Heartbleed Bug And Online Security: 7 Tips For Creating Stronger Passwords

 @ThisIsPRop.ross@ibtimes.com
on April 12 2014 7:15 PM
heartbleed-password
Generating a strong password should take time and a lot of creativity. Creative Commons

In the aftermath of one of the biggest security breaches the Internet has ever seen, Web users are scrambling to determine whether their online accounts were affected and if they should act on it.

Earlier this week, experts uncovered the Heartbleed bug, a massive security flaw in the OpenSSL software that is used to encrypt online communications, possibly putting hundreds of thousands of Web and email servers worldwide into the hands of hackers.

The Heartbleed bug tricks servers running OpenSSL into revealing decryption keys stored on a server’s memory. With these keys, hackers can intercept sensitive information like passwords and credit card numbers.

The Heartbleed bug, which may have compromised such high-profile services as Tumblr, Yahoo, Flickr, Gmail and GoDaddy, exposed one of the pitfalls of living with personal information online and felt to many like a major violation of privacy. Perhaps worst of all, it went undetected for more than two years.

Fortunately, by now, most sites that were vulnerable to the Heartbleed bug have since patched it. While it’s never really been clear which sites were exposed and which weren’t, many Internet companies have recommended updating your passwords. At any rate, it’s always a good idea to update your login information pretty regularly.

Here are seven tips for creating stronger, harder-to-crack passwords.

Don’t use personal information. Your name, birthday, hometown and other information that can be easily discovered by a quick social media search shouldn't be used in your passwords.

That means things like “JaneOhio” and “JimMay12” should never be considered.

Add special characters, numbers and punctuation. The most popular passwords are, even to this day, “123456” and “password.” Only a birdbrain would think he’s safe from hackers with a password like that.

The more special characters, numbers and random punctuation you have in your password, the more difficult it is for someone to guess it. Get as many of them as you can in there, and space them randomly, even in the middle of words (“blo_7ssom#9,” for example.)

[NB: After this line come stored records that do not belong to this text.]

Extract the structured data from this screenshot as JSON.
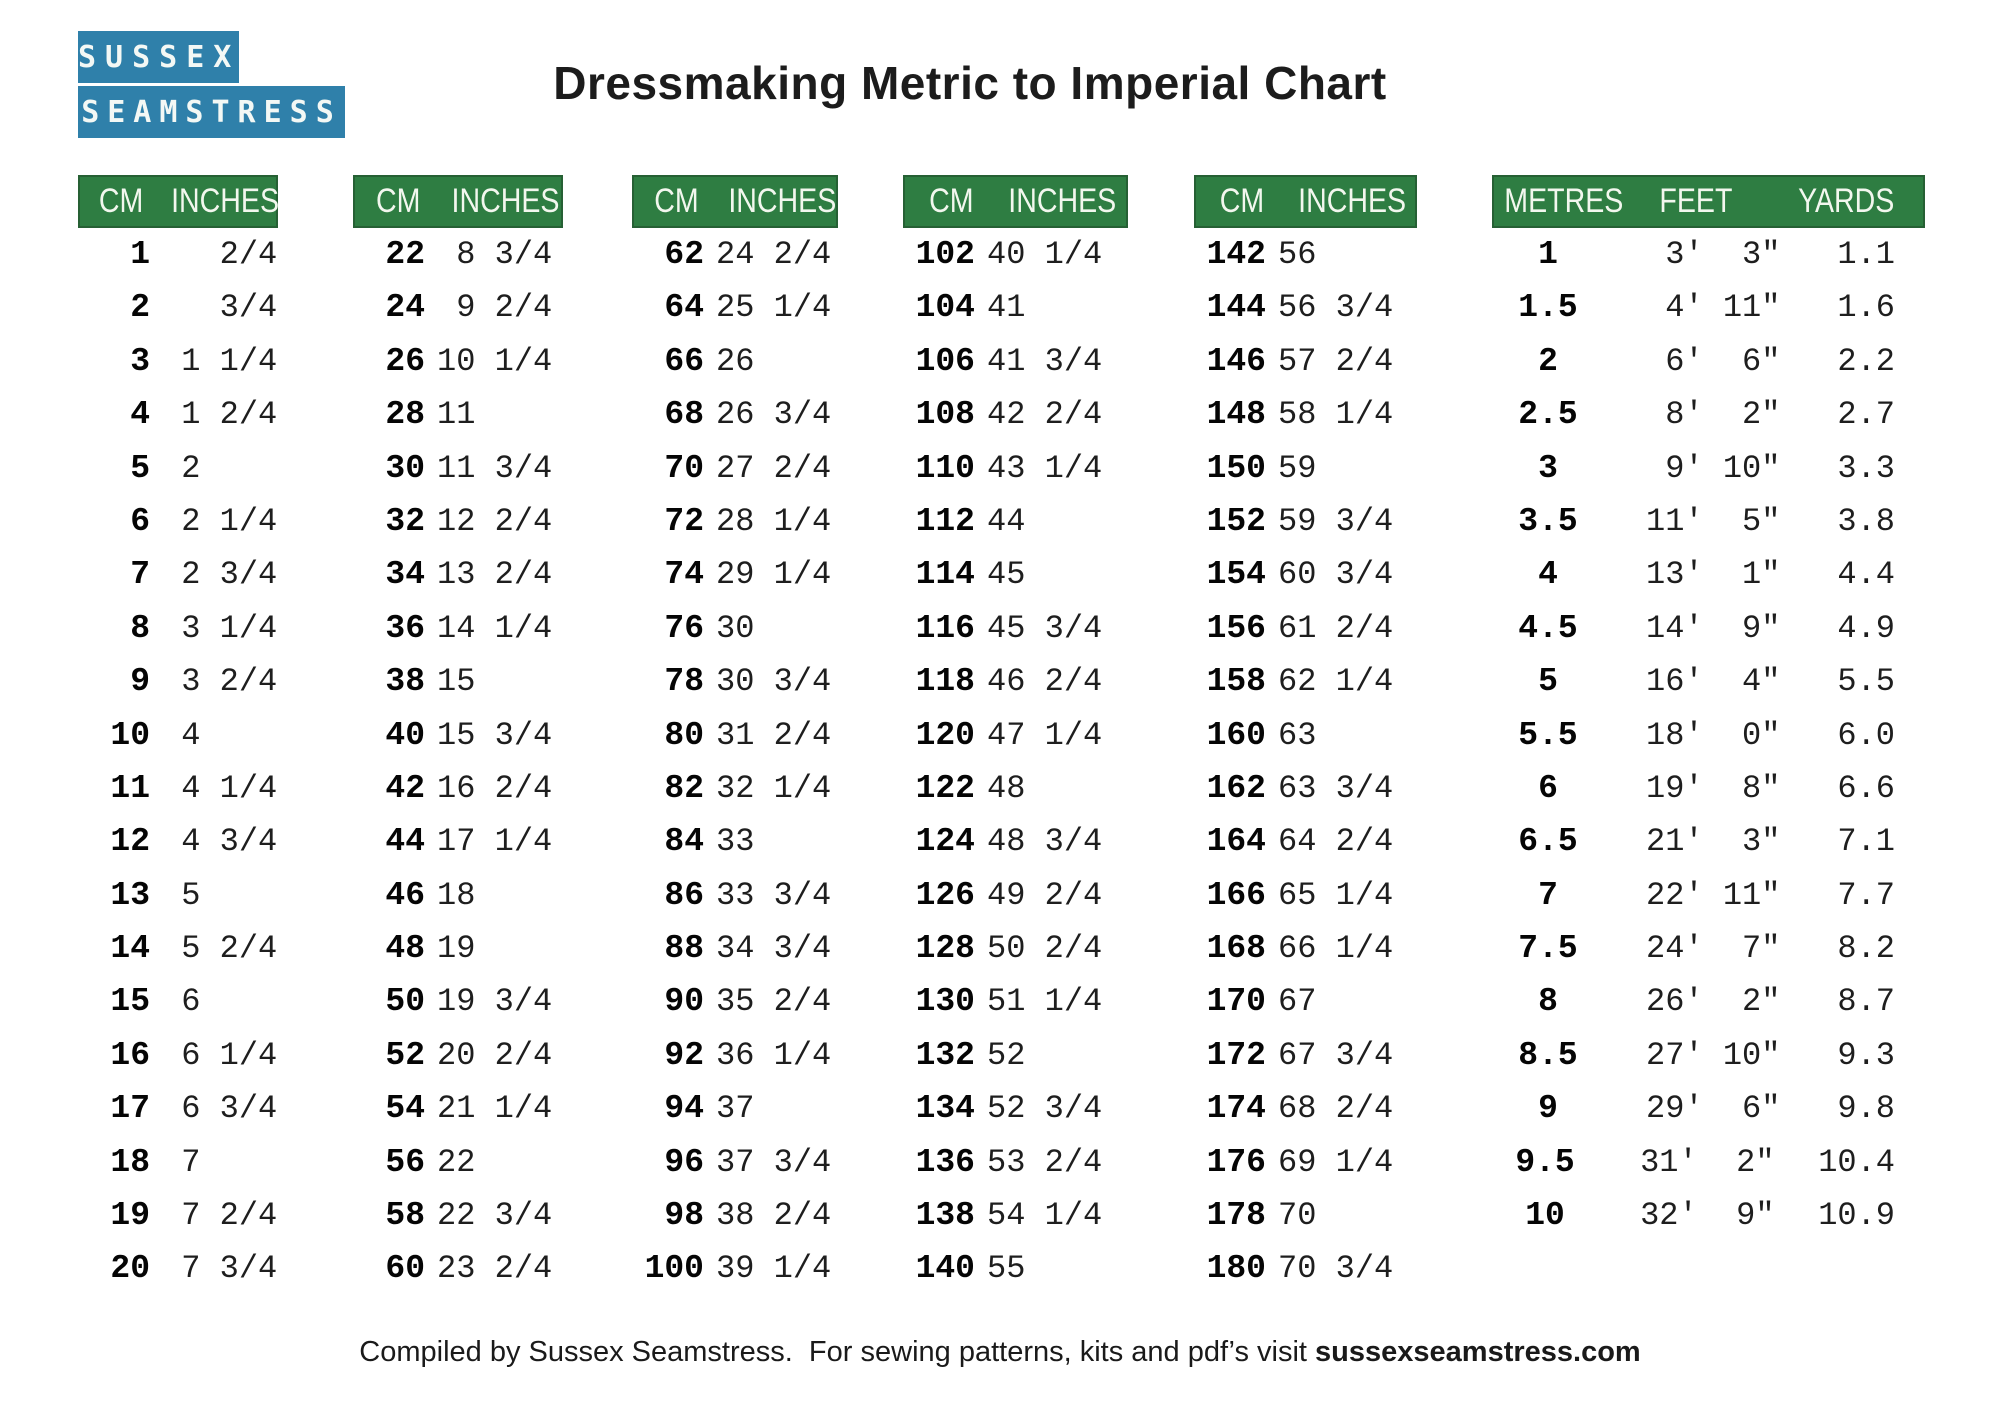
{
  "logo": {
    "line1": "SUSSEX",
    "line2": "SEAMSTRESS"
  },
  "title": "Dressmaking Metric to Imperial Chart",
  "colors": {
    "header_green": "#2e7d42",
    "logo_blue": "#2f80aa"
  },
  "cm_tables": [
    {
      "headers": [
        "CM",
        "INCHES"
      ],
      "rows": [
        {
          "cm": "1",
          "w": "",
          "f": "2/4"
        },
        {
          "cm": "2",
          "w": "",
          "f": "3/4"
        },
        {
          "cm": "3",
          "w": "1",
          "f": "1/4"
        },
        {
          "cm": "4",
          "w": "1",
          "f": "2/4"
        },
        {
          "cm": "5",
          "w": "2",
          "f": ""
        },
        {
          "cm": "6",
          "w": "2",
          "f": "1/4"
        },
        {
          "cm": "7",
          "w": "2",
          "f": "3/4"
        },
        {
          "cm": "8",
          "w": "3",
          "f": "1/4"
        },
        {
          "cm": "9",
          "w": "3",
          "f": "2/4"
        },
        {
          "cm": "10",
          "w": "4",
          "f": ""
        },
        {
          "cm": "11",
          "w": "4",
          "f": "1/4"
        },
        {
          "cm": "12",
          "w": "4",
          "f": "3/4"
        },
        {
          "cm": "13",
          "w": "5",
          "f": ""
        },
        {
          "cm": "14",
          "w": "5",
          "f": "2/4"
        },
        {
          "cm": "15",
          "w": "6",
          "f": ""
        },
        {
          "cm": "16",
          "w": "6",
          "f": "1/4"
        },
        {
          "cm": "17",
          "w": "6",
          "f": "3/4"
        },
        {
          "cm": "18",
          "w": "7",
          "f": ""
        },
        {
          "cm": "19",
          "w": "7",
          "f": "2/4"
        },
        {
          "cm": "20",
          "w": "7",
          "f": "3/4"
        }
      ]
    },
    {
      "headers": [
        "CM",
        "INCHES"
      ],
      "rows": [
        {
          "cm": "22",
          "w": "8",
          "f": "3/4"
        },
        {
          "cm": "24",
          "w": "9",
          "f": "2/4"
        },
        {
          "cm": "26",
          "w": "10",
          "f": "1/4"
        },
        {
          "cm": "28",
          "w": "11",
          "f": ""
        },
        {
          "cm": "30",
          "w": "11",
          "f": "3/4"
        },
        {
          "cm": "32",
          "w": "12",
          "f": "2/4"
        },
        {
          "cm": "34",
          "w": "13",
          "f": "2/4"
        },
        {
          "cm": "36",
          "w": "14",
          "f": "1/4"
        },
        {
          "cm": "38",
          "w": "15",
          "f": ""
        },
        {
          "cm": "40",
          "w": "15",
          "f": "3/4"
        },
        {
          "cm": "42",
          "w": "16",
          "f": "2/4"
        },
        {
          "cm": "44",
          "w": "17",
          "f": "1/4"
        },
        {
          "cm": "46",
          "w": "18",
          "f": ""
        },
        {
          "cm": "48",
          "w": "19",
          "f": ""
        },
        {
          "cm": "50",
          "w": "19",
          "f": "3/4"
        },
        {
          "cm": "52",
          "w": "20",
          "f": "2/4"
        },
        {
          "cm": "54",
          "w": "21",
          "f": "1/4"
        },
        {
          "cm": "56",
          "w": "22",
          "f": ""
        },
        {
          "cm": "58",
          "w": "22",
          "f": "3/4"
        },
        {
          "cm": "60",
          "w": "23",
          "f": "2/4"
        }
      ]
    },
    {
      "headers": [
        "CM",
        "INCHES"
      ],
      "rows": [
        {
          "cm": "62",
          "w": "24",
          "f": "2/4"
        },
        {
          "cm": "64",
          "w": "25",
          "f": "1/4"
        },
        {
          "cm": "66",
          "w": "26",
          "f": ""
        },
        {
          "cm": "68",
          "w": "26",
          "f": "3/4"
        },
        {
          "cm": "70",
          "w": "27",
          "f": "2/4"
        },
        {
          "cm": "72",
          "w": "28",
          "f": "1/4"
        },
        {
          "cm": "74",
          "w": "29",
          "f": "1/4"
        },
        {
          "cm": "76",
          "w": "30",
          "f": ""
        },
        {
          "cm": "78",
          "w": "30",
          "f": "3/4"
        },
        {
          "cm": "80",
          "w": "31",
          "f": "2/4"
        },
        {
          "cm": "82",
          "w": "32",
          "f": "1/4"
        },
        {
          "cm": "84",
          "w": "33",
          "f": ""
        },
        {
          "cm": "86",
          "w": "33",
          "f": "3/4"
        },
        {
          "cm": "88",
          "w": "34",
          "f": "3/4"
        },
        {
          "cm": "90",
          "w": "35",
          "f": "2/4"
        },
        {
          "cm": "92",
          "w": "36",
          "f": "1/4"
        },
        {
          "cm": "94",
          "w": "37",
          "f": ""
        },
        {
          "cm": "96",
          "w": "37",
          "f": "3/4"
        },
        {
          "cm": "98",
          "w": "38",
          "f": "2/4"
        },
        {
          "cm": "100",
          "w": "39",
          "f": "1/4"
        }
      ]
    },
    {
      "headers": [
        "CM",
        "INCHES"
      ],
      "rows": [
        {
          "cm": "102",
          "w": "40",
          "f": "1/4"
        },
        {
          "cm": "104",
          "w": "41",
          "f": ""
        },
        {
          "cm": "106",
          "w": "41",
          "f": "3/4"
        },
        {
          "cm": "108",
          "w": "42",
          "f": "2/4"
        },
        {
          "cm": "110",
          "w": "43",
          "f": "1/4"
        },
        {
          "cm": "112",
          "w": "44",
          "f": ""
        },
        {
          "cm": "114",
          "w": "45",
          "f": ""
        },
        {
          "cm": "116",
          "w": "45",
          "f": "3/4"
        },
        {
          "cm": "118",
          "w": "46",
          "f": "2/4"
        },
        {
          "cm": "120",
          "w": "47",
          "f": "1/4"
        },
        {
          "cm": "122",
          "w": "48",
          "f": ""
        },
        {
          "cm": "124",
          "w": "48",
          "f": "3/4"
        },
        {
          "cm": "126",
          "w": "49",
          "f": "2/4"
        },
        {
          "cm": "128",
          "w": "50",
          "f": "2/4"
        },
        {
          "cm": "130",
          "w": "51",
          "f": "1/4"
        },
        {
          "cm": "132",
          "w": "52",
          "f": ""
        },
        {
          "cm": "134",
          "w": "52",
          "f": "3/4"
        },
        {
          "cm": "136",
          "w": "53",
          "f": "2/4"
        },
        {
          "cm": "138",
          "w": "54",
          "f": "1/4"
        },
        {
          "cm": "140",
          "w": "55",
          "f": ""
        }
      ]
    },
    {
      "headers": [
        "CM",
        "INCHES"
      ],
      "rows": [
        {
          "cm": "142",
          "w": "56",
          "f": ""
        },
        {
          "cm": "144",
          "w": "56",
          "f": "3/4"
        },
        {
          "cm": "146",
          "w": "57",
          "f": "2/4"
        },
        {
          "cm": "148",
          "w": "58",
          "f": "1/4"
        },
        {
          "cm": "150",
          "w": "59",
          "f": ""
        },
        {
          "cm": "152",
          "w": "59",
          "f": "3/4"
        },
        {
          "cm": "154",
          "w": "60",
          "f": "3/4"
        },
        {
          "cm": "156",
          "w": "61",
          "f": "2/4"
        },
        {
          "cm": "158",
          "w": "62",
          "f": "1/4"
        },
        {
          "cm": "160",
          "w": "63",
          "f": ""
        },
        {
          "cm": "162",
          "w": "63",
          "f": "3/4"
        },
        {
          "cm": "164",
          "w": "64",
          "f": "2/4"
        },
        {
          "cm": "166",
          "w": "65",
          "f": "1/4"
        },
        {
          "cm": "168",
          "w": "66",
          "f": "1/4"
        },
        {
          "cm": "170",
          "w": "67",
          "f": ""
        },
        {
          "cm": "172",
          "w": "67",
          "f": "3/4"
        },
        {
          "cm": "174",
          "w": "68",
          "f": "2/4"
        },
        {
          "cm": "176",
          "w": "69",
          "f": "1/4"
        },
        {
          "cm": "178",
          "w": "70",
          "f": ""
        },
        {
          "cm": "180",
          "w": "70",
          "f": "3/4"
        }
      ]
    }
  ],
  "metre_table": {
    "headers": [
      "METRES",
      "FEET",
      "YARDS"
    ],
    "rows": [
      {
        "m": "1",
        "ft": "3",
        "in": "3",
        "yd": "1.1"
      },
      {
        "m": "1.5",
        "ft": "4",
        "in": "11",
        "yd": "1.6"
      },
      {
        "m": "2",
        "ft": "6",
        "in": "6",
        "yd": "2.2"
      },
      {
        "m": "2.5",
        "ft": "8",
        "in": "2",
        "yd": "2.7"
      },
      {
        "m": "3",
        "ft": "9",
        "in": "10",
        "yd": "3.3"
      },
      {
        "m": "3.5",
        "ft": "11",
        "in": "5",
        "yd": "3.8"
      },
      {
        "m": "4",
        "ft": "13",
        "in": "1",
        "yd": "4.4"
      },
      {
        "m": "4.5",
        "ft": "14",
        "in": "9",
        "yd": "4.9"
      },
      {
        "m": "5",
        "ft": "16",
        "in": "4",
        "yd": "5.5"
      },
      {
        "m": "5.5",
        "ft": "18",
        "in": "0",
        "yd": "6.0"
      },
      {
        "m": "6",
        "ft": "19",
        "in": "8",
        "yd": "6.6"
      },
      {
        "m": "6.5",
        "ft": "21",
        "in": "3",
        "yd": "7.1"
      },
      {
        "m": "7",
        "ft": "22",
        "in": "11",
        "yd": "7.7"
      },
      {
        "m": "7.5",
        "ft": "24",
        "in": "7",
        "yd": "8.2"
      },
      {
        "m": "8",
        "ft": "26",
        "in": "2",
        "yd": "8.7"
      },
      {
        "m": "8.5",
        "ft": "27",
        "in": "10",
        "yd": "9.3"
      },
      {
        "m": "9",
        "ft": "29",
        "in": "6",
        "yd": "9.8"
      },
      {
        "m": "9.5",
        "ft": "31",
        "in": "2",
        "yd": "10.4"
      },
      {
        "m": "10",
        "ft": "32",
        "in": "9",
        "yd": "10.9"
      }
    ]
  },
  "footer": {
    "text": "Compiled by Sussex Seamstress.  For sewing patterns, kits and pdf’s visit ",
    "link": "sussexseamstress.com"
  }
}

Invert the password. Tech2 recommends making your password more complicated by flipping a password you’ve already created and tacking it onto the end, should space allow for it (and you should definitely always take advantage of more character space when it comes to making passwords!)

For example, if you’ve decided your password will be “sNa_1L3,” invert it (“3L1_aNs”) and add it to the password. You’ve now got “sNa_1L33L1_aNs,” which is much harder for someone to guess.

Don’t use the same passwords for all your accounts. It’s just not a good idea. Imagine if a hacker cracks your password. They now have access to ALL your social media and email accounts and any banking you do online.

This is where the next tip will come in handy.

Get a password manager. Password managers help you generate several random, strong passwords, then store them so you don’t have to think of them every time you go to log into an account. You then have one “master” password that allows you to access all the others.

Password managers tend to use multiple forms of encryption so that passwords are extra, extra hard to break. LastPass, Dashlane, 1Password, Keeper and PassswordBox are all great choices.  

Intentionally misspell words. “Most brute force attacks to determine your password will have a reference dictionary,” Tech2 reports. “Common words” are easier to figure out than others. Why not throw hackers a curveball by intentionally misspelling a word in your password?

“UniCorn73#_4” could become “OoniKorn73#_4.” Get creative!

Use a sentence to create your password. Pick your favorite line from a song, a poem or a movie quote. Then, take the first letter of every word and string them together. You’re your own random word generator!

For instance, "Toto, I've a feeling we're not in Kansas anymore” can become “TIafwniKa.” A good start!